Pada tanggal 4 Januari 2004, selama kunjungan ke pasukannya yang ditempatkan di Irak, Perdana Menteri Inggris Tony Blair berbicara tentang “senjata pembubaran massal”. Jelas, dia ingin berbicara tentang “senjata pemusnah massal” yang akan disimpan oleh rezim Saddam Hussein, sebuah argumen yang pada saat itu disukai oleh sekutu Amerika-nya untuk meluncurkan operasi militer di wilayah ini. Slip detektif! Jadi Blair berpikir argumen ini tidak lain hanyalah pengalih perhatian…
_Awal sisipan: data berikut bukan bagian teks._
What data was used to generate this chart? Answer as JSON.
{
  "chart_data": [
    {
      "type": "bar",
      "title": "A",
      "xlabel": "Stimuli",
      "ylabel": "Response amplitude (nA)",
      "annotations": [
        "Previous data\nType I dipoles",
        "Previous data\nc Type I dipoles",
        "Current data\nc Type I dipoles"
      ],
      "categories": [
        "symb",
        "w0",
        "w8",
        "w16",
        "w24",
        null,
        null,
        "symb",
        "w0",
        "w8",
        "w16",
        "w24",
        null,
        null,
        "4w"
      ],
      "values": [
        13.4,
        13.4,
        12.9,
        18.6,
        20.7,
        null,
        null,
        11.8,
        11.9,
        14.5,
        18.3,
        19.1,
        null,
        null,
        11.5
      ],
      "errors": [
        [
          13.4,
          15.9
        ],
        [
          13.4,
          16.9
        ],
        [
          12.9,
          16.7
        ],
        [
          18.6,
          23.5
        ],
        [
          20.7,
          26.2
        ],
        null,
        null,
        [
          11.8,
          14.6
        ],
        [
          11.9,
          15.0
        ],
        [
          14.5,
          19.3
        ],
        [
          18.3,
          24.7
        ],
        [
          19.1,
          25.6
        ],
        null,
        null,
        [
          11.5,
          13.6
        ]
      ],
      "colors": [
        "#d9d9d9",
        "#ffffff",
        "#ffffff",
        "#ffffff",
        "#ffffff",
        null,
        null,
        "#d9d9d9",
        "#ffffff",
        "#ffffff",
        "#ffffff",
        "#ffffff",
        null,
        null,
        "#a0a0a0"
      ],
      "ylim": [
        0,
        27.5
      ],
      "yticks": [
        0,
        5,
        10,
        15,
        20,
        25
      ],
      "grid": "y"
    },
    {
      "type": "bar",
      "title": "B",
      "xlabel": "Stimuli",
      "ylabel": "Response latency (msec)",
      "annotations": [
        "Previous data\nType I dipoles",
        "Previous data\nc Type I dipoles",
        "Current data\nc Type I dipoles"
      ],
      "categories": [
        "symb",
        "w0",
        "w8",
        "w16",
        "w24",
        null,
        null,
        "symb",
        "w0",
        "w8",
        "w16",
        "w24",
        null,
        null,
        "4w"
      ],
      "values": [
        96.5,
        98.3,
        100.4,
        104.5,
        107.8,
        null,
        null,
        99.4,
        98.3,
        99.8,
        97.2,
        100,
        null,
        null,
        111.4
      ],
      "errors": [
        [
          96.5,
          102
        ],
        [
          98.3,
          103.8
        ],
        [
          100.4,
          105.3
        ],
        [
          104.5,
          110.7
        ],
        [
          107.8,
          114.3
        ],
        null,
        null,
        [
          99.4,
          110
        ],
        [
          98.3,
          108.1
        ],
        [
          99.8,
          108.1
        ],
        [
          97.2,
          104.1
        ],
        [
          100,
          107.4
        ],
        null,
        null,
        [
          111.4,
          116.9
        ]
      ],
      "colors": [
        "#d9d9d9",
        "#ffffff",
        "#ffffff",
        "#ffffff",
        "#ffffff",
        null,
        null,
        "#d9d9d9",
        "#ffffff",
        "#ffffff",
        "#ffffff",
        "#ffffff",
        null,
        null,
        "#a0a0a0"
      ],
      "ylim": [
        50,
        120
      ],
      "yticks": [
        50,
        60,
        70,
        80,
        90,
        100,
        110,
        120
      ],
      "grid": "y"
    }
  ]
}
sungguh-sungguh? Apakah kesalahan ini benar-benar membodohi pemikiran kita yang dalam? Kesadaran kita akan kesalahan “mengungkapkan” semacam ini tidak diragukan lagi berutang banyak pada Freud. Baginya, semua kesalahan adalah gangguan bawah sadar terhadap wacana. Ketika kita menggunakan kata yang salah, apa pun hasilnya, wajah tersembunyi dari orang kita terungkap yang mengungkapkan motif memalukan kita. Jadi, ketika seorang siswa muda “penuh kekaguman dan rasa hormat, suatu hari dia memperkenalkan dirinya kepada Virchow . yang terkenal [un grand professeur de pathologie allemand] Sebagai “Dokter Virchow”, ditafsirkan oleh Freud sebagai tanda ambisi, mahasiswa tentu ingin menggantikan profesor. Contoh lain: menyatakan sesi tertutup alih-alih terbuka menunjukkan keinginan tersembunyi untuk mengakhiri sesi yang membosankan secepat mungkin.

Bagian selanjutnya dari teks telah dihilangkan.